Whitepaper: Red Hat's New Journaling File System: ext3

January 1, 2010

Michael K. Johnson

In Red Hat Linux 7.2, Red Hat provides its first officially supported journaling file system: ext3. The ext3 file system is a set of incremental enhancements to the robust ext2 file system that provide several advantages. This paper summarizes some of those advantages (first in general terms and then more specifically), explains what Red Hat has done to test the ext3 file system, and (for advanced users only) touches on tuning.


Tuning suggestions

Choosing elevator settings
The ext3 file system acts a bit differently than the ext2 file system, and the differences can appear in various ways. Advanced users may choose to tune the file system and I/O system for performance. This is an introduction to some of the more common tuning that advanced users may wish to try. All tuning, of course, needs to be done in the context of performance testing of specific applications; there is no "one size fits all" approach to tuning. This is, however, intended to provide some generally useful information.

Most Linux block device drivers use a generic tunable "elevator" algorithm for scheduling block I/O. The /sbin/elvtune program can be used to trade off between throughput and latency. Given similar loads, the ext3 file system may require smaller latency numbers as provided to the /sbin/elvtune program in order to provide similar results to the ext2 file system.

In some cases, attempting to tune for maximum throughput at the expense of latency (in this case, large read latency (-r) and write latency (-w) numbers used with the /sbin/elvtune program) can actually decrease throughput while increasing latency. This effect is more pronounced with the ext3 file system for a variety of reasons.

  • With the ext2 file system, writes are scheduled every 30 seconds; with the ext3 file system, writes are scheduled every 5 seconds. This keeps journal transactions from having a noticeable impact on system throughput and also keeps data on disk more up-to-date.
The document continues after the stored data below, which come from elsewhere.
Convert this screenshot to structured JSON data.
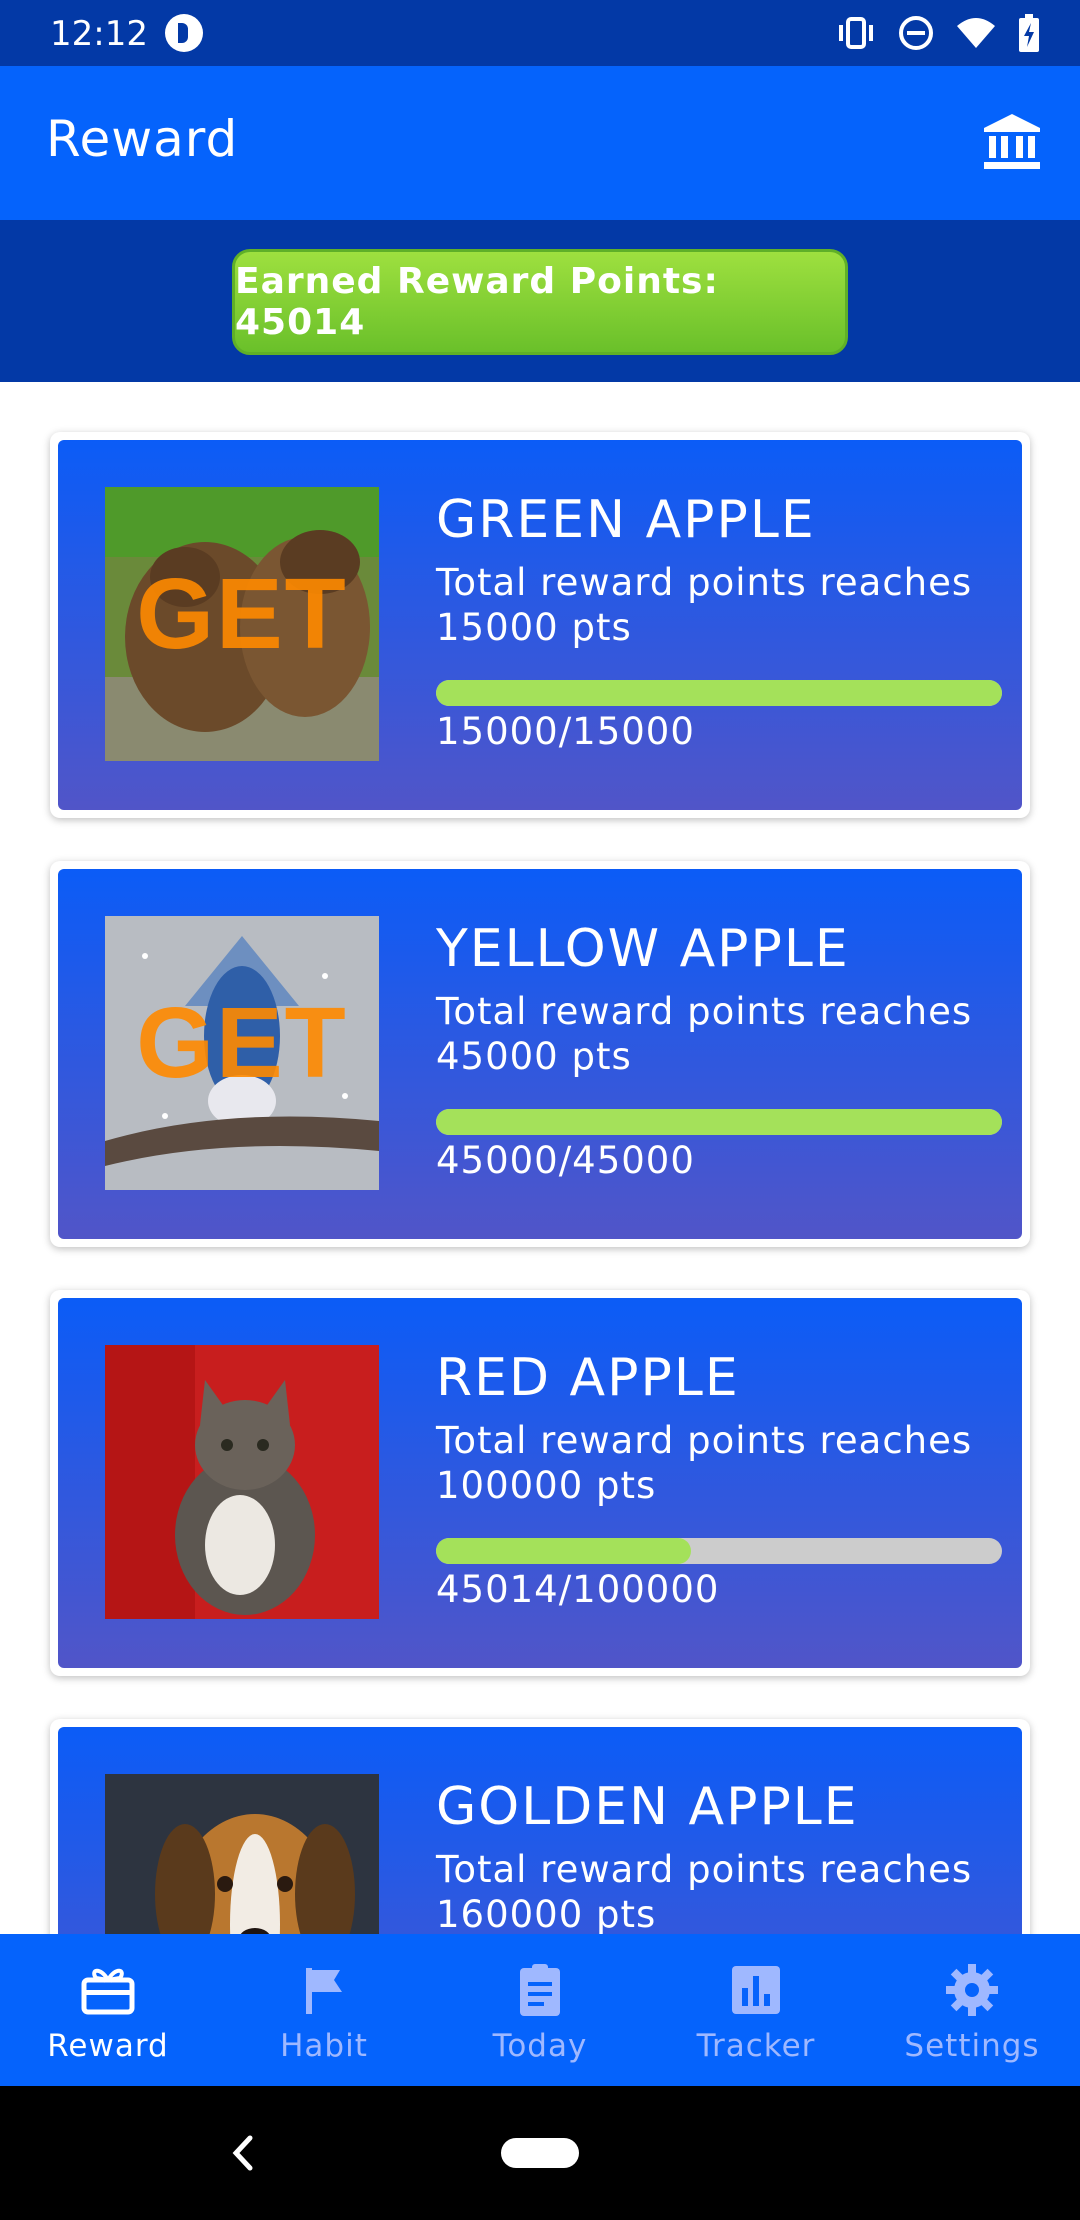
{
  "status_bar": {
    "time": "12:12"
  },
  "app_bar": {
    "title": "Reward",
    "action_icon": "bank-icon"
  },
  "points": {
    "label": "Earned Reward Points: 45014"
  },
  "rewards": [
    {
      "name": "GREEN APPLE",
      "desc_line1": "Total reward points reaches",
      "desc_line2": "15000 pts",
      "progress_text": "15000/15000",
      "progress": 1.0,
      "image": "bears",
      "badge": "GET"
    },
    {
      "name": "YELLOW APPLE",
      "desc_line1": "Total reward points reaches",
      "desc_line2": "45000 pts",
      "progress_text": "45000/45000",
      "progress": 1.0,
      "image": "blue-jay",
      "badge": "GET"
    },
    {
      "name": "RED APPLE",
      "desc_line1": "Total reward points reaches",
      "desc_line2": "100000 pts",
      "progress_text": "45014/100000",
      "progress": 0.45014,
      "image": "kitten"
    },
    {
      "name": "GOLDEN APPLE",
      "desc_line1": "Total reward points reaches",
      "desc_line2": "160000 pts",
      "image": "beagle"
    }
  ],
  "bottom_nav": [
    {
      "label": "Reward",
      "icon": "gift-icon",
      "active": true
    },
    {
      "label": "Habit",
      "icon": "flag-icon"
    },
    {
      "label": "Today",
      "icon": "clipboard-icon"
    },
    {
      "label": "Tracker",
      "icon": "bar-chart-icon"
    },
    {
      "label": "Settings",
      "icon": "gear-icon"
    }
  ],
  "colors": {
    "primary": "#0563fc",
    "dark_primary": "#0339a6",
    "progress": "#a4e15a",
    "progress_track": "#cccccc",
    "points_green": "#7ccc2e"
  }
}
  • The ext3 file system, by journaling all metadata changes, can magnify the effect of atime changes significantly. You can mount a file system with the noatime flag in order to disable atime updates. While this is not the only source of metadata updates, on many systems, particularly highly-accessed servers with lots of accessed files, atime updates can be responsible for the majority of metadata updates, and on these systems, turning off atime updates may noticeably reduce latency and increase throughput.

In order to tune for our default file system choice of ext3, Red Hat has reduced the default read and write latency numbers to half of the default values (from 8192 read, 16384 write to 4096 read, 8192 write). We expect that in general use, you will not have to change these numbers; we hope we have already done this for you. Our changed default values have produced good results in our tests. However, in order to tune for specific applications, we suggest benchmarking your applications with a variety of values, testing interactive response during some runs if interactive response is important to you. In general, we recommend that you set read latency (-r) to half of write latency (-w).

For example, you might run: /sbin/elvtune -r 1024 -w 2048 /dev/sdd to change the elevator settings for the device /dev/sdd (including all the partitions on /dev/sdd). Changes to the elevator settings for a partition will apply to the elevator for the device the partition is on; all partitions on a device share the same elevator.

Once you have found elvtune settings that give you your most satisfactory mix of latency and throughput for your application set, you can add the calls to the /sbin/elvtune program to the end of your /etc/rc.d/rc.local script so that they are set again to your chosen values at every boot.

Choosing journaling mode

There are some characteristic loads that show very significant speed improvement with the data=writeback option, which provides lower data consistency guarantees. In those cases, the data consistency guarantees are essentially the same as the ext2 file system; the difference is that the file system integrity is maintained continuously during normal operation (this is the journaling mode used by most other journaling file systems). One of these cases involves heavy syncronous writes. Other cases involve creating and deleting large numbers of small files heavily, such as delivering a very large flow of small email messages. If you switch from ext2 to ext3 and find that your application performance drops substantially, the data=writeback option is likely to give you a significant amount of performance back; you will still have some of the availability benefits of ext3 (file system is always consistent) even if you do not have the more expensive data consistency guarantees.

Red Hat is continuing to work on several performance enhancements to ext3, so you can expect several of these cases to improve in the future. This means that if you choose data=writeback now, you may want to retest the default data=ordered with future releases to see what changes have been made relative to your workload.

Data integrity
In most cases, users write data by extending off the end of a file. Only in a few cases (such as databases) do users ever write into the middle of an existing file. Even overwriting an existing file is done by first truncating the file and then extending it again.

If the system crashes during such an extend in data=ordered mode, then the data blocks may have been partially written, but the extend will not have been, so the incompletely-written data blocks will not be part of any file.

The only way to get mis-ordered data blocks in data=ordered mode after a crash is if a program was overwriting in the middle of an existing file at the time of the crash. In such a case there is no absolute guarantee about write ordering unless the program uses fsync() or O_SYNC to force writes in a particular order.